NEW domestic airline took flight yesterday at Dublin airport, but Government intervention on fares means the taxpayer will pay a high price for its success.
Mr Ruadhan Neeson and his father Eoin - former head of the Government Information Services - are the shareholders in Ireland Airways.
The airline's inaugural flight between Dublin and Carrickfin in Donegal took place yesterday. The return air fare is £70, a price set by the Government to encourage the development of regional airports.
This laudable objective cones at a price. Mr Neeson is a businessman and is not going to send his Shorts 330 to Donegal at a loss. So, he calculates, the Government will pay £40 per passenger carried.
Also, Aer Rianta will give him a 90 per cent rebate on landing charges for the first year of operation. Mr Neeson is not kidding when he says his is a low cost operation.
A qualified pilot, Mr Neeson and his father set up El Air Exports in the mid 1980s. He could not get bank finance.
"Avair had just gone into liquidation and the Bank of Ireland, in particular, had lost its shirt. Aviation was not the flavour of the month," he says. Instead, he was introduced to two Lebanese businessmen who backed the venture.

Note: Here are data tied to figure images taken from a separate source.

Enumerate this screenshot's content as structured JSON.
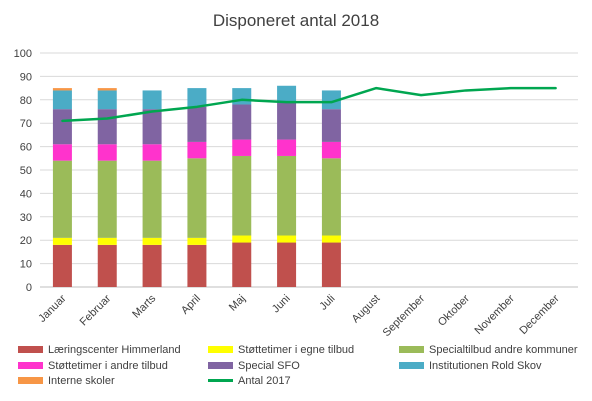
{
  "chart_data": {
    "type": "bar",
    "stacked": true,
    "title": "Disponeret antal 2018",
    "categories": [
      "Januar",
      "Februar",
      "Marts",
      "April",
      "Maj",
      "Juni",
      "Juli",
      "August",
      "September",
      "Oktober",
      "November",
      "December"
    ],
    "ylim": [
      0,
      100
    ],
    "yticks": [
      0,
      10,
      20,
      30,
      40,
      50,
      60,
      70,
      80,
      90,
      100
    ],
    "grid": true,
    "legend_position": "bottom",
    "series": [
      {
        "name": "Læringscenter Himmerland",
        "color": "#c0504d",
        "values": [
          18,
          18,
          18,
          18,
          19,
          19,
          19,
          null,
          null,
          null,
          null,
          null
        ]
      },
      {
        "name": "Støttetimer i egne tilbud",
        "color": "#ffff00",
        "values": [
          3,
          3,
          3,
          3,
          3,
          3,
          3,
          null,
          null,
          null,
          null,
          null
        ]
      },
      {
        "name": "Specialtilbud andre kommuner",
        "color": "#9bbb59",
        "values": [
          33,
          33,
          33,
          34,
          34,
          34,
          33,
          null,
          null,
          null,
          null,
          null
        ]
      },
      {
        "name": "Støttetimer i andre tilbud",
        "color": "#ff33cc",
        "values": [
          7,
          7,
          7,
          7,
          7,
          7,
          7,
          null,
          null,
          null,
          null,
          null
        ]
      },
      {
        "name": "Special SFO",
        "color": "#8064a2",
        "values": [
          15,
          15,
          15,
          15,
          15,
          16,
          14,
          null,
          null,
          null,
          null,
          null
        ]
      },
      {
        "name": "Institutionen Rold Skov",
        "color": "#4bacc6",
        "values": [
          8,
          8,
          8,
          8,
          7,
          7,
          8,
          null,
          null,
          null,
          null,
          null
        ]
      },
      {
        "name": "Interne skoler",
        "color": "#f79646",
        "values": [
          1,
          1,
          0,
          0,
          0,
          0,
          0,
          null,
          null,
          null,
          null,
          null
        ]
      }
    ],
    "line_series": [
      {
        "name": "Antal 2017",
        "color": "#00a650",
        "values": [
          71,
          72,
          75,
          77,
          80,
          79,
          79,
          85,
          82,
          84,
          85,
          85
        ]
      }
    ]
  }
}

They began with the ultimate in niche markets: fish. The one man airline flew live shellfish - lobsters, crab and crayfish to the markets of France and Spain.
Mr Neeson says: I did everything from securing the business to the administration and then flying the aircraft - a Piper Navajo. At least I had total control over the quality of service!"
The business developed as a charter airline servicing major freight companies. He also got into the corporate air charter business.
Mr Neeson does not see himself as a competitor to Aer Lingus. "It would be mad for us to contemplate competing against a major carrier."
Instead, Mr Neeson sees himself feeding in business from provincial airports to Aer Lingus international services.
How much business can Mr Neeson generate out of Carrickfin?
Not a great deal, obviously, but he has his sights on a juicier target: Sligo. The Dublin Sligo route is currently served by Aer Lingus. Mr Neeson says Aer Lingus has capacity difficulties serving this particular route and Ireland Airways expects to be flying to Sligo in the near future.
El Air Exports had a turnover of £3.5 million in the year to June 30th, 1996. Mr Neeson expects that the addition of the scheduled passenger services will bring turnover up to £5 million in the present financial year.
His business, philosophy is "steady, steady". Certainly, the venture to Donegal sounds a reasonable business proposition with the taxpayer funding a large chunk of the risk.